Notabili – Sfonda infine sul “Corriere della sera”, per l’autorità di Galli della Loggia, il notabilato che affligge l’Italia. A partire dalla Repubblica degli onesti di Scalfari e Visentini, del governo dei tecnici, dei belli-e-buoni della Repubblica, quindi da quasi quarant’anni. Sullo sfondo peraltro di un giornale che ne è l’incubatore e il padrino.  Quella che Salvemini bollava come sindrome del peggiore meridione, i galantuomini, il galantomismo, è ora saldamente al comando della Repubblica, a Milano e nell’opinione accreditata. In Monti personalmente no, perché ha avuto un’esperienza cosmopolita, ma nel suo governo sì.
“«Il Mondo» non abita più qui” e “Mediobanca editore”, due libri che da venticinque e quindici anni rispettivamente resistono a ogni silenzio, ne hanno delineato la persistenza al cuore dell’Italia cosiddetta laica, quella della via di mezzo che non si trovava tra le subculture dominanti di De Rita, la comunista e la confessionale. Per il motivo semplice che predicava bene e razzolava male. Il notabile, come il galantuomo, ha di per sé una funzione positiva. Nella migliore sociologia, per esempio di Max Weber. Ma non nell’accezione italiana, di gruppi di potere. Riservati. Elusivi. Autoreferenziali. Molto borghesi, ma allora nel senso dei culi di pietra e dei profittatori, non degli attivi e inventivi, di chi ama il rischio e sa piegarlo.

Pintore – Gianfranco Pintore, l’independentista sardo morto a fine settembre, aveva avuto una appassionata esperienza a Roma, a cavaliere del 1970, nel sostegno ai movimenti di liberazione delle colonie portoghesi in Africa, in particolare il movimento dell’Angola di Agostinho Neto e quello della Guinea-Bissau di Amilcar Cabral. Attorno alla rivista “Mondo nuovo” che riuniva i socialisti filocomunisti.
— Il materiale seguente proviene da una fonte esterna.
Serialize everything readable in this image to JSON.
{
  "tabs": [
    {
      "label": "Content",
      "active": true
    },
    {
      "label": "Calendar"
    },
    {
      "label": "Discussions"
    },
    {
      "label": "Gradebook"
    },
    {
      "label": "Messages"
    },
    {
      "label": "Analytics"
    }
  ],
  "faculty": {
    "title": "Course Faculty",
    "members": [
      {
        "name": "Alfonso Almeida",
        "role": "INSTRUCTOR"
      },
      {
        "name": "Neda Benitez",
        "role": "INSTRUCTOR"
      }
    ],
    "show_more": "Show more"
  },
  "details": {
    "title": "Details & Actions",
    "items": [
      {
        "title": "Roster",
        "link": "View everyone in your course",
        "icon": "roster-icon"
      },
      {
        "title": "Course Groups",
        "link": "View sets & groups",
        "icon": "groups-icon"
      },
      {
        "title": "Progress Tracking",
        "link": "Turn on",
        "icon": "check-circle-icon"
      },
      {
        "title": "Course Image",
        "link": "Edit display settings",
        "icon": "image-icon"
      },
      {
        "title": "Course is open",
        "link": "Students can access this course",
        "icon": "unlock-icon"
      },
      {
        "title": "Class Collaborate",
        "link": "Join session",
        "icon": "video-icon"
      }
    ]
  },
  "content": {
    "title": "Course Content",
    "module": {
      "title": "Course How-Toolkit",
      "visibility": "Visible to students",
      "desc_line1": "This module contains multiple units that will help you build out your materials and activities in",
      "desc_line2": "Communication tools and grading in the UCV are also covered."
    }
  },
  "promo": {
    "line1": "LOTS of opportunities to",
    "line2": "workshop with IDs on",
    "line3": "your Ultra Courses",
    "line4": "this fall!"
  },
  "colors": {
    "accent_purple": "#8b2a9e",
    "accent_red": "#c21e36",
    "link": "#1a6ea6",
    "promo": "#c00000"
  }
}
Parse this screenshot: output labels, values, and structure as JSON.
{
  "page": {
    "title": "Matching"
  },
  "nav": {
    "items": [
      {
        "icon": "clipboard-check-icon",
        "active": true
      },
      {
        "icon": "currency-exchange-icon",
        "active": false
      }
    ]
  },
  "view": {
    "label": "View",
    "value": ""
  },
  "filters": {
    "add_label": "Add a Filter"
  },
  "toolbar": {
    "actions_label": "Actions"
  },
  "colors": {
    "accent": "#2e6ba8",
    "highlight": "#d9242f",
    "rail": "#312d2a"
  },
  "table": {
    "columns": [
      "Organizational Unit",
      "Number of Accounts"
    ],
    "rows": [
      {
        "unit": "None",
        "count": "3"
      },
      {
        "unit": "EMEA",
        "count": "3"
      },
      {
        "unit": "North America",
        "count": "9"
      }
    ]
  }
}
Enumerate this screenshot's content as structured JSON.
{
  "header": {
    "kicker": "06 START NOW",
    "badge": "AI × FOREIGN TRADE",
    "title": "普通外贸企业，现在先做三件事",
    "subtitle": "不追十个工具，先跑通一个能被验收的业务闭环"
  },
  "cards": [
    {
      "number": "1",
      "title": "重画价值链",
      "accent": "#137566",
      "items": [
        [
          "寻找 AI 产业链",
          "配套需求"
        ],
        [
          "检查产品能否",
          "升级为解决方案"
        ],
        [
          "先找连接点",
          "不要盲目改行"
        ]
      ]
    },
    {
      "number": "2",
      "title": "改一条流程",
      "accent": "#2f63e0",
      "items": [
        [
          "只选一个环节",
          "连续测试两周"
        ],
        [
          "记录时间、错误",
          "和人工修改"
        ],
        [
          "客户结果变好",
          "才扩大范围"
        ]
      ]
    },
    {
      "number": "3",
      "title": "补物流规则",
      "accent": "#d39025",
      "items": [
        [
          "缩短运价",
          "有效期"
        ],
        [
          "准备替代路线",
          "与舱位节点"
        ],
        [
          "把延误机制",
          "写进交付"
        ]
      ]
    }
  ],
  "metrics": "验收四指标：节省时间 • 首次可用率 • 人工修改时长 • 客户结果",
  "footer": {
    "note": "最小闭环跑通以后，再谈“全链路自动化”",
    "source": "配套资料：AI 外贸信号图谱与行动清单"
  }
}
Dopo un’esperienza di corrispondente a Varsavia per “l’Unità”, quanto di più deprimente per un giovane, sia pure comunista fervente.
Tornò poi in Sardegna, preoccupato, più che incuriosito, dalla voci che volevano “Osvaldo” Feltrinelli nell’isola, in contatto con Graziano Mesina, per fare dell’isola la Cuba del Mediterraneo. Feltrinelli già prima della morte era infido a molti. Bollato peraltro indelebilmente in chi leggeva da Bianciardi dieci anni prima nella “Vita agra” - il Timber Jack, il padrone che torna con la sua masnada dalla caccia allo stambecco in Stiria, subito licenziando lo stesso Bianciardi “per scarso rendimento”, uno degli scrittori migliori, prolifici anche (Timber Jack è il taglialegna, quali i Feltrinelli erano, coi Gualino e altri casati del denaro). Ma senza tagliare i ponti con le novità culturali e politiche del vasto movimento del Sessantotto. Sarà con Gabriele Mazzotta a Milano, allora editore dei nuovi fermenti, che pubblicherà il suo manifesto nel 1974, “Sardegna regione o colonia”. Facendo proprie le novità durature degli studi terzomondistici, a cui quindi il nuovo sardismo deve molto. E in particolare i diritti delle minoranze da una parte. Oggi sembrano scontati ma quarant’anni fa non era così, la minoranza era relegata al folklore. Dall’altra la forza della tradizione, che il terzomondismo trasse fuori dal patrimonio reazionario.